Among those hit by the Chinese sanctions are Jo Smith Finley, a social anthropologist and political scientist at Newcastle University in Britain; Adrian Zenz, a German scholar at the Victims of Communism Memorial Foundation; and Björn Jerdén, who heads Sweden’s National China Center.
In Washington, four scholars at one of America’s leading think tanks, the Center for Strategic and International Studies (CSIS), have weighed in with their own statement in support of the Mercator Institute.
Matt Pottinger, U.S. deputy national security adviser under President Donald Trump, now a distinguished visiting fellow at Stanford University’s Hoover Institution, is among the signatories of the Solidarity Statement. Pottinger himself was among 20 plus American officials Beijing issued sanctions against towards the end of the Trump administration.
“If China’s precondition for stable relations with the West is that scholars all agree with Beijing’s position on Xinjiang, Hong Kong, Taiwan, Tibet, other ‘red lines,’ and its broader narrative — regardless of where or in which language the opinions are shared — then China is unfortunately choosing to close the door to genuine scholarly exchange,” their statement said.
In a telephone interview with VOA, Matthew P. Goodman, one of the four scholars at CSIS who co-authored the statement, described the Berlin-based think tank as a highly respected, “thoughtful” institution, with which he and his colleagues have often collaborated on research.
Goodman and his colleagues are concerned about the sanctions' impact on not just the Mercator projects, but on the researchers themselves.
“This is going to have a significant impact on them, beyond them not being able to travel to China. Their reputation is at stake, their relationship with other parties could be affected by this, their funding. It’s a serious issue for them,” Goodman said.
“I can’t speak to what this is going to do to them operationally. In terms of their attitude, I’m guessing it’s not going to stop them from continuing to do their research and say what they think,” Goodman said.
Goodman served as director for international economics on the National Security Council staff before joining CSIS in 2012. He is currently senior vice president for economics and holds the Simon Chair in Political Economy at the think tank. Three other prominent scholars on China — Scott Kennedy, Bonnie S. Glaser and Jude Blanchette — co-authored the CSIS statement.

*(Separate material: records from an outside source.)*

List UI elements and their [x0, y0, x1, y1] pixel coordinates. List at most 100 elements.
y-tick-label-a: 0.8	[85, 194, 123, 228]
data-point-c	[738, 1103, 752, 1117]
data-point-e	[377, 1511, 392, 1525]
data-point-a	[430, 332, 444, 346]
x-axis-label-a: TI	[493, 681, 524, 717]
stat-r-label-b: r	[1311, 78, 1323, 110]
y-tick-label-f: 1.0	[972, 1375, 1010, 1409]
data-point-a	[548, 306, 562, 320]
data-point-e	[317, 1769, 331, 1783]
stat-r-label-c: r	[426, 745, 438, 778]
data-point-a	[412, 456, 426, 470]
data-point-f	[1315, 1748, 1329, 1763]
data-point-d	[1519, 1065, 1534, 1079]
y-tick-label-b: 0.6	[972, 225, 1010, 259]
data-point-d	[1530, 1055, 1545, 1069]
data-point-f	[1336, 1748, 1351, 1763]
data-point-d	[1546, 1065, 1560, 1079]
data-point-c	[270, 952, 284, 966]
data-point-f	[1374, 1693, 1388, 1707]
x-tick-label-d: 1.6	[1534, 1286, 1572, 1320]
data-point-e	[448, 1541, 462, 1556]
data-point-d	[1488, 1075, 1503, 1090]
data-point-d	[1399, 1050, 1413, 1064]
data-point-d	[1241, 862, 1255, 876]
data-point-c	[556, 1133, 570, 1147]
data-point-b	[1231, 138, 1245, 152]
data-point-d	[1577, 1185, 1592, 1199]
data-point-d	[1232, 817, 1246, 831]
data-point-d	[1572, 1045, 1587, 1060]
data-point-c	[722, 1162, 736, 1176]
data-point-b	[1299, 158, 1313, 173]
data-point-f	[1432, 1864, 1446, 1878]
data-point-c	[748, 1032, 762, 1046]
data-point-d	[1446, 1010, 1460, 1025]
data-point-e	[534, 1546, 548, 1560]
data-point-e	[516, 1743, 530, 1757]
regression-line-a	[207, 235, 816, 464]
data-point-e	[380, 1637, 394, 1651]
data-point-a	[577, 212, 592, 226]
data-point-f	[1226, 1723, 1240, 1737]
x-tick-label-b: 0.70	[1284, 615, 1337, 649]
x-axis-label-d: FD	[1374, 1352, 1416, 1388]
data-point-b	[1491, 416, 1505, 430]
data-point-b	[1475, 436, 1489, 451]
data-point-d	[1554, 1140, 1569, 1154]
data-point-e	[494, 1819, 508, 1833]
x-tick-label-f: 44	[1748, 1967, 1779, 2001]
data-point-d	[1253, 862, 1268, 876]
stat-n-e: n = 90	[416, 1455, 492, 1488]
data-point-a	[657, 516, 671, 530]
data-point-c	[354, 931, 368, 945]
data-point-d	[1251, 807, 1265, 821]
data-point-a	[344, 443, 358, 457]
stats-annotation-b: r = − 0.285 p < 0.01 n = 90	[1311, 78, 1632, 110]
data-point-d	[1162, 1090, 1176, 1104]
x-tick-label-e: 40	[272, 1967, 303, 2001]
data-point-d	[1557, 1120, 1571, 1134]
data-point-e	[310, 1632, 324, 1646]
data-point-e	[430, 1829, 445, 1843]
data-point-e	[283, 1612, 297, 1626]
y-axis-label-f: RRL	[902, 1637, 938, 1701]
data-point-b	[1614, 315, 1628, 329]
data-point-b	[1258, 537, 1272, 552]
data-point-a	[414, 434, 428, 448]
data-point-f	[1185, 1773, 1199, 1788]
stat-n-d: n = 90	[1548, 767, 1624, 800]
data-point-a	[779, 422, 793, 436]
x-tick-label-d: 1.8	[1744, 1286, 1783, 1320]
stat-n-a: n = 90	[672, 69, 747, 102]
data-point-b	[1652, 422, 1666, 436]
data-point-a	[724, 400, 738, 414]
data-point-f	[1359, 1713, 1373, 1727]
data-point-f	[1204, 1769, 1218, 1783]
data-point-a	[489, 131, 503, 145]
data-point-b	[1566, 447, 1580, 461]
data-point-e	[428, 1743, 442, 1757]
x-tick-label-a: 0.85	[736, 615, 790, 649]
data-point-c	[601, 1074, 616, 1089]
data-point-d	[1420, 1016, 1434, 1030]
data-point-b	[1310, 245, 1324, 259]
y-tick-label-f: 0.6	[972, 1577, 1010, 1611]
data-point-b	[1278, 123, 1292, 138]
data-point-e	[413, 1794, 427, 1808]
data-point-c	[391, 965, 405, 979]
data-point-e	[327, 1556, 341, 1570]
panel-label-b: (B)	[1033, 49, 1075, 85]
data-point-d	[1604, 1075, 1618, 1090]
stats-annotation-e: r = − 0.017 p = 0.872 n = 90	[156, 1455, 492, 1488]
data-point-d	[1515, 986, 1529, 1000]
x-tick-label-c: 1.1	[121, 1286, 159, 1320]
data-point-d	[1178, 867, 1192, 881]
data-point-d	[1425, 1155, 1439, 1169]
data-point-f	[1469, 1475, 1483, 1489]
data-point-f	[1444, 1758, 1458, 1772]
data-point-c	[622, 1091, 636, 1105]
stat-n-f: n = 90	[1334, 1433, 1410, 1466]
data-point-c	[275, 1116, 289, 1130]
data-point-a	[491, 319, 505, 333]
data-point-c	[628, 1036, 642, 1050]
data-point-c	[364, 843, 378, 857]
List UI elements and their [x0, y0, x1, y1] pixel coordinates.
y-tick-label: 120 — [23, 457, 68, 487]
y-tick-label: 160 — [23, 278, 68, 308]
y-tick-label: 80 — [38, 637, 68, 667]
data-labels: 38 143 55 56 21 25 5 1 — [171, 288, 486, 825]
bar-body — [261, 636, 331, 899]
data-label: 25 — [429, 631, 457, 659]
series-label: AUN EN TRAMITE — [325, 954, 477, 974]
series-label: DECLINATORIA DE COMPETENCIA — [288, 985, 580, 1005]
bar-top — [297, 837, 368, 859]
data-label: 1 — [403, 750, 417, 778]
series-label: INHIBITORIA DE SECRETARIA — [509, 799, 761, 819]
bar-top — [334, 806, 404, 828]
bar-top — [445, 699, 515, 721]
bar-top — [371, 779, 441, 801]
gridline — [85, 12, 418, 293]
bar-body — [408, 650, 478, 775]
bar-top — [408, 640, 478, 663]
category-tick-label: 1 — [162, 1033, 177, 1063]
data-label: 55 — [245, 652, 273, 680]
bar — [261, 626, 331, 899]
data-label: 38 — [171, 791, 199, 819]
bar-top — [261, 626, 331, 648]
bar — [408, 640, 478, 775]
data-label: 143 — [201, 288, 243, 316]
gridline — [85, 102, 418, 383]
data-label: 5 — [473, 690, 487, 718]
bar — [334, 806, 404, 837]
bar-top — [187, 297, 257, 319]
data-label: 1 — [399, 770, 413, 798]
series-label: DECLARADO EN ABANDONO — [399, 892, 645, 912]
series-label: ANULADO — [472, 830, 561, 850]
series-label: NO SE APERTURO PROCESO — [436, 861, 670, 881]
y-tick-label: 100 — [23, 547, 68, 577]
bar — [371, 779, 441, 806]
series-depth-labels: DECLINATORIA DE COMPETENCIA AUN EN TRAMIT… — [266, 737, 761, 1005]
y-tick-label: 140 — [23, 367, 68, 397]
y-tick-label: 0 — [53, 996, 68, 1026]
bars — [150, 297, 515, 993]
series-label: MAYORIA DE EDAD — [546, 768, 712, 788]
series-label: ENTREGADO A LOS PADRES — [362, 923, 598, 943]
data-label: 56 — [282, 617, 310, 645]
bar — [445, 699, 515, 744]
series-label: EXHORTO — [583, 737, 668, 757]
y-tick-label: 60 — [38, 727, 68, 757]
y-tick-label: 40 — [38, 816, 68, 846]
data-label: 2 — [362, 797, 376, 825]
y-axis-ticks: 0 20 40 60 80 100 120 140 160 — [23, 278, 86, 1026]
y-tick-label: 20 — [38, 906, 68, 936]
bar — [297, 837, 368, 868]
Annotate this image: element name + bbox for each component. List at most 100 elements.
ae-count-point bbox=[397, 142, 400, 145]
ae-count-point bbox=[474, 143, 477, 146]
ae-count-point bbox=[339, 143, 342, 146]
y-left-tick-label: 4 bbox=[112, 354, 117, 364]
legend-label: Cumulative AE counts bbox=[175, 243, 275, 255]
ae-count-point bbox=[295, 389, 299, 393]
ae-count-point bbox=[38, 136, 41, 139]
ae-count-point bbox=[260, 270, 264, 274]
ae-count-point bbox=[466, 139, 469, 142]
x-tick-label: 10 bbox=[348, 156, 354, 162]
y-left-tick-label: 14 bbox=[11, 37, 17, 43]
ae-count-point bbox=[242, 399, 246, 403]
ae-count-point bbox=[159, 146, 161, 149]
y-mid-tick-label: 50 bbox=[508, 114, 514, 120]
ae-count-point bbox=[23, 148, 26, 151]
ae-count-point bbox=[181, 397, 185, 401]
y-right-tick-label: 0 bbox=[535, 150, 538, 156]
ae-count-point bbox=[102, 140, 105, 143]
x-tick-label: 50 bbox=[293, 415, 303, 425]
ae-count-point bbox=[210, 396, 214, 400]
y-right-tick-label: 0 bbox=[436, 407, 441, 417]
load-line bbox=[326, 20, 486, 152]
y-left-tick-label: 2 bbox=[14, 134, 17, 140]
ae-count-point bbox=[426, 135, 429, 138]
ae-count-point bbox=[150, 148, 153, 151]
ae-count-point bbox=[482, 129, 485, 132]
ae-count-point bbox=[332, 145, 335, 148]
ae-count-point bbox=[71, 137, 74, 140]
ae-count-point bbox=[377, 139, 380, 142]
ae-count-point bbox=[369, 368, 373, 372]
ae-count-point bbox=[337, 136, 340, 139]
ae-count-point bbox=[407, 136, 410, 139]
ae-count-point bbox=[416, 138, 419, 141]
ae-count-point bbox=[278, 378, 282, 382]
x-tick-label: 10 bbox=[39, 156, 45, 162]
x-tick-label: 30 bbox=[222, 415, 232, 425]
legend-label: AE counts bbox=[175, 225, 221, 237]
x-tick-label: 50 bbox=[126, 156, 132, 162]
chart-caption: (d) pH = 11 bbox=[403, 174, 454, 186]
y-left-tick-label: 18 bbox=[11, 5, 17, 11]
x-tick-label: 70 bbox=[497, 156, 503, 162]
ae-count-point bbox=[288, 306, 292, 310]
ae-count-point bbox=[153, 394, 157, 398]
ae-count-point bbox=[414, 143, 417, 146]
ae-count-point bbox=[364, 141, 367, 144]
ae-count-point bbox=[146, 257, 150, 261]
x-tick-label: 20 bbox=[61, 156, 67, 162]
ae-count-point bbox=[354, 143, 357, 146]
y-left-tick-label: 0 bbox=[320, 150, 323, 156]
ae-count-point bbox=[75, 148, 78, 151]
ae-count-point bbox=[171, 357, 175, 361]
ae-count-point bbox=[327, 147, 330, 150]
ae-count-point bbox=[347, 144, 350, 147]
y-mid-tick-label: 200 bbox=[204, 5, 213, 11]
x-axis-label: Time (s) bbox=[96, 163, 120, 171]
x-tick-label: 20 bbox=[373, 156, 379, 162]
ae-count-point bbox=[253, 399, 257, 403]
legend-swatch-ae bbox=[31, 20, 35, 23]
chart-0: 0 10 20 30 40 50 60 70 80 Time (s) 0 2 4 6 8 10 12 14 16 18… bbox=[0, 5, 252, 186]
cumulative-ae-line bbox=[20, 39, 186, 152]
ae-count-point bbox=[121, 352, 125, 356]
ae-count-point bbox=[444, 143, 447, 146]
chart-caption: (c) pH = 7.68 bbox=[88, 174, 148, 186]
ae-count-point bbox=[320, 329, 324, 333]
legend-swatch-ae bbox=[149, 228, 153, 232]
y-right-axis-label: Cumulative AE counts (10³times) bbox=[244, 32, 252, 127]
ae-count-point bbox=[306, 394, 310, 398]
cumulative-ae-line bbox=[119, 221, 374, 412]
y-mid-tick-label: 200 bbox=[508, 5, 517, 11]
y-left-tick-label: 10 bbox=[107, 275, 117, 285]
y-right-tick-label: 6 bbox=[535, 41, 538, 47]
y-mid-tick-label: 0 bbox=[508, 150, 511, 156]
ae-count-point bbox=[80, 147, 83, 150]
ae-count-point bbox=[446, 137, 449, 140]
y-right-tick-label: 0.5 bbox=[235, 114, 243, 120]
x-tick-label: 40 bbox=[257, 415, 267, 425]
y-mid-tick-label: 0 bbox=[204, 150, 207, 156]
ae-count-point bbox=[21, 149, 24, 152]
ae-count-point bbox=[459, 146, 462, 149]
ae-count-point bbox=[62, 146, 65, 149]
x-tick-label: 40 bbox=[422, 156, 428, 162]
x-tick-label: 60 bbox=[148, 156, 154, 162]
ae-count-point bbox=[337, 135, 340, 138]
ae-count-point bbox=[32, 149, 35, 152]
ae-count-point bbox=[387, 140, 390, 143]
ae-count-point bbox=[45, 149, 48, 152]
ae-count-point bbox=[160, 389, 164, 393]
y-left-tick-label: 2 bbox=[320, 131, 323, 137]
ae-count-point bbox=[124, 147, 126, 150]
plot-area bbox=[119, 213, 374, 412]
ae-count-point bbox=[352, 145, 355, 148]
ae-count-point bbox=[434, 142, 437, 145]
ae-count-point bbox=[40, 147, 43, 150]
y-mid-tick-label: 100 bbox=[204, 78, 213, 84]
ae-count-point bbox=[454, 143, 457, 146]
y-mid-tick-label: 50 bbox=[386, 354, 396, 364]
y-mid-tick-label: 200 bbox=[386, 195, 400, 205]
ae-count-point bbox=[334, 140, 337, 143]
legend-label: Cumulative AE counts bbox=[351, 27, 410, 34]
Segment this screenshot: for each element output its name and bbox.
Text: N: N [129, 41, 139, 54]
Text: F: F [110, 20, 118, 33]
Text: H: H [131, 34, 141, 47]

“There’s been a lot of buzz about this — not just about our piece, but this development in Europe and then [the] U.K. I think a lot of scholars are [not only] troubled by those actions by Beijing, but also by those things we touched on in our piece,” Goodman said.
Princeton’s Flaherty noted that while the EU and the United States sanctioned Chinese officials for participation in gross violations of international law, “China is silencing academics simply for saying things that the government and party don't like.” That effort, he said, needs to be called out.
“I signed the letter first and foremost to uphold the principles of academic freedom and freedom of expression.”